Sahip olma güdüsü ihtirasa dönüşünce insan da tüketim canavarına dönüşür. Sınırsız servete ve güce sahip olma ihtirası, kaynakların sınırlı olması nedeniyle toplumu zamanla sınıflara böler. Bölünme öyle kök salar ki ülkeler, semtler, aileler bile bölünür. Bölünenler arasındaki eşitsizlik çatışma doğurur, çatışma derinleşince savaşlar çıkar, binnetice mutsuzluk topluma egemen olur.

İktisat ve mutluluk arasındaki ilişkiyi inceleyen, 1970-2000 yılları arası zaman dilimini kapsayan çalışmalara göre, dünyada kişi başı gelir düzeyi yüzde 100 arttığı halde ortalama mutluluk düzeyi sadece yüzde 2,17 artış gösterir. Günümüzde hatırı sayılır sosyologların tümünün hem fikir olduğu gerçek var ki servet sahibi olmak mutluluk getirmez. Hatta temel ihtiyaçlardan yoksun düzeyde değil ise çoban, holding patronundan daha mutlu yaşam sürebilmekte. Mesela engelliler üzerinde yapılmış farklı bilimsel çalışmanın sonucuna göre, kazara uzvunu kaybetmiş engelli insanın travmayı atlattıktan sonra aynı mutluluk seviyesini yakaladığı gözlenir. Öyleyse daha çok şeye sahip olma arzusuyla kıvranan insan istediklerini elde edemeyince mutsuz olacak.

Mutluluk üzerine yazılmış en önemli teori akış kuramı. Teorinin sahibi Mihaly Csikszentmihalyi’e göre mutluluk kontrolsüzce haz arayışı değil bilinçli bir adanmışlık hali. Akış kuramı, insanların zor fakat eğlenceli bir aktiviteye odaklandıklarında zamanın nasıl geçtiğini anlamadıklarını, dolayısıyla dünyevi dertlerden uzaklaşarak mutlu olduklarını anlatır.

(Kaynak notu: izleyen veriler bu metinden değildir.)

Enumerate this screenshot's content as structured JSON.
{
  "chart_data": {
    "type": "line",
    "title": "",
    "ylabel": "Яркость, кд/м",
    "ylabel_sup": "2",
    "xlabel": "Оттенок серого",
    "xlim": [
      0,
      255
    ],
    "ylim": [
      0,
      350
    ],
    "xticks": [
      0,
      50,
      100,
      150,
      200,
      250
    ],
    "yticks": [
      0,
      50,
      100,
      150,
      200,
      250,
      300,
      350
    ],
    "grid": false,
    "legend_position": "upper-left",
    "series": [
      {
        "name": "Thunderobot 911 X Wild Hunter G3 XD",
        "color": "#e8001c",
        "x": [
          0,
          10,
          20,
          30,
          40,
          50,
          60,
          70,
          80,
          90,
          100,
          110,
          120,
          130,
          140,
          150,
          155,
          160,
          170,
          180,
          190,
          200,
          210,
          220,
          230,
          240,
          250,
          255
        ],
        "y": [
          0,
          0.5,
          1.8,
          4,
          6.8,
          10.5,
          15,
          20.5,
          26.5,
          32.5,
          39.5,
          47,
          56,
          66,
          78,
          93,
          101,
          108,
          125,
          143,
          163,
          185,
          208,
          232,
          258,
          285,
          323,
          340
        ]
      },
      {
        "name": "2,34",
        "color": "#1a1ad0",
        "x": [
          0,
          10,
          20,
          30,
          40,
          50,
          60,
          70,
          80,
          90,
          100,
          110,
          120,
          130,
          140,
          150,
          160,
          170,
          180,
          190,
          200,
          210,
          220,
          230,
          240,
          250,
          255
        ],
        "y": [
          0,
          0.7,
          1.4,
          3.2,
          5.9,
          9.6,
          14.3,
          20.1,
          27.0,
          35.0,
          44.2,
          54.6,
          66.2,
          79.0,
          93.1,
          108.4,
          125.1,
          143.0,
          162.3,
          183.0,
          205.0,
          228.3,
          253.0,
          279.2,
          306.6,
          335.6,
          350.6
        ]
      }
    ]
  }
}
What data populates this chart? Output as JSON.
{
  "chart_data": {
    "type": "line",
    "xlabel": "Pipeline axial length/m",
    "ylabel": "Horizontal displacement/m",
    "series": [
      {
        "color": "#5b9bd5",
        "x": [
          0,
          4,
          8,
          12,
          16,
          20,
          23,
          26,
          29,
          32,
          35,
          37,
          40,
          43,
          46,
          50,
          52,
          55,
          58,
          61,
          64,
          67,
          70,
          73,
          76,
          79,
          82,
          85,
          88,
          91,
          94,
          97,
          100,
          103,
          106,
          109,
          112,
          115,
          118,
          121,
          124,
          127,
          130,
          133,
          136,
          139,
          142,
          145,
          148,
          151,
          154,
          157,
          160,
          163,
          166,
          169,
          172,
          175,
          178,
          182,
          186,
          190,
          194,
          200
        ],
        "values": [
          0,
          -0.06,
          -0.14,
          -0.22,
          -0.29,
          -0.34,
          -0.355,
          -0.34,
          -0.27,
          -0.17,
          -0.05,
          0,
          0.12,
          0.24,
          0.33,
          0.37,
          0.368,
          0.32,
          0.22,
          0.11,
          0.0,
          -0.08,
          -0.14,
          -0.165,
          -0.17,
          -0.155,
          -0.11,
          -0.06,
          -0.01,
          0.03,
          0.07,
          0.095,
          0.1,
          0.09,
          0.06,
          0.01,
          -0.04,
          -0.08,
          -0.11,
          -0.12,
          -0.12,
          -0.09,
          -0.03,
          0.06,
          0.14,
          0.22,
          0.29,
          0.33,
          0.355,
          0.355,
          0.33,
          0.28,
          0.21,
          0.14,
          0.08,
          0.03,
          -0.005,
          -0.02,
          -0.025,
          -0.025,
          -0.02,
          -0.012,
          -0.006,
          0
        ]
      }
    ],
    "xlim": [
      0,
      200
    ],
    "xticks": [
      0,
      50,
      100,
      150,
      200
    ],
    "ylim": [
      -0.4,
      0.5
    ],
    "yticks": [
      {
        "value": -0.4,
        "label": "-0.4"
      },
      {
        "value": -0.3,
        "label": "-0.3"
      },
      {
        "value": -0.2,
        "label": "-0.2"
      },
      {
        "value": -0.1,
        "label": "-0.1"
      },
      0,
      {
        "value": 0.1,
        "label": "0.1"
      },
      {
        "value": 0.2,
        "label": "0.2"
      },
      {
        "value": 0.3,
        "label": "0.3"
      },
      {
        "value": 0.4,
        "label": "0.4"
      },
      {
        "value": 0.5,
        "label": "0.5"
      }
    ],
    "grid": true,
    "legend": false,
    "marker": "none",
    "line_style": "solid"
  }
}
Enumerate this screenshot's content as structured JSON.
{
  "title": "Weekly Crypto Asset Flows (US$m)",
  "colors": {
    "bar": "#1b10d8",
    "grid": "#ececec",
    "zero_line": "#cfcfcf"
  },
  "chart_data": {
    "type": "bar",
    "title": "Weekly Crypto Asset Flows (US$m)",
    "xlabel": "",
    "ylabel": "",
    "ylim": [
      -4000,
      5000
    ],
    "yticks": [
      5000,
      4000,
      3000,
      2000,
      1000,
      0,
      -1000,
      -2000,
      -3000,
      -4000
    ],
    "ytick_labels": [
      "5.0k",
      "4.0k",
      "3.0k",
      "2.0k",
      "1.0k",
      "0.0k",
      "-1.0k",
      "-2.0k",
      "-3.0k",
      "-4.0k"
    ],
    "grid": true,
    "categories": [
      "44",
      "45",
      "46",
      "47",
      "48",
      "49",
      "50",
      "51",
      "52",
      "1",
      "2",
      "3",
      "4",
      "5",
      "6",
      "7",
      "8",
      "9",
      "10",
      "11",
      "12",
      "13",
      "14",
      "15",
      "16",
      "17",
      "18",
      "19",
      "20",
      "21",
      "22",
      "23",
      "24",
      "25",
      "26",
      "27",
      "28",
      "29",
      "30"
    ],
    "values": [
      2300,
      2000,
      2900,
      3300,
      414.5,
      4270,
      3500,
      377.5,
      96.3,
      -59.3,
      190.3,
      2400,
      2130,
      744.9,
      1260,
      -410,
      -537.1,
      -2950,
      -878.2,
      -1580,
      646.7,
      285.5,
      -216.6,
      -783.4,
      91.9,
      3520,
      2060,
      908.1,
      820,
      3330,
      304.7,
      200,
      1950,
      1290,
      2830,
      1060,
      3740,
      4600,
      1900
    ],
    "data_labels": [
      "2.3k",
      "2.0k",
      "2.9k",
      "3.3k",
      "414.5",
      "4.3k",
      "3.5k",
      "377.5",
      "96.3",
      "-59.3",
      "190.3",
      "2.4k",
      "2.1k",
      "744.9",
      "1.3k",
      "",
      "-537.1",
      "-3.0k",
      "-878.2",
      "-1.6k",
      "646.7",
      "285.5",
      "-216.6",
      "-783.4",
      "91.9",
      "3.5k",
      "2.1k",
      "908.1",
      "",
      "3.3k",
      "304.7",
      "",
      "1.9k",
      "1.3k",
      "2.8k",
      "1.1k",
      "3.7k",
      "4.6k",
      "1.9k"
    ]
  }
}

Sokağı süpürürken kulağında müzikle kendinden geçip dans eden temizlik görevlisi, öğrencileriyle beraberken coşkuyla ders anlatan öğretmen, hedefleri tutturmak için personelini tutkuyla motive eden iş insanı, ibadet ederken imanla zikre dalan dindar, sahada olağanüstü güçle koşan sporcu, bilgisayar başında rakiplerine karşı saatlerce oyun oynayan ergen, istediği üniversiteye kavuşmak uğruna sabahlara dek soru çözen öğrenci akış halindedir. Akış trans halidir, ruşeym hali de diyebilirim: ama herkes ona mutluluk der. Sürekli tüketim çabasının sunduğu geçici haz mutluluk değil, narkotik bir etki, sahte bir keyif hissidir. Aldanmamalı.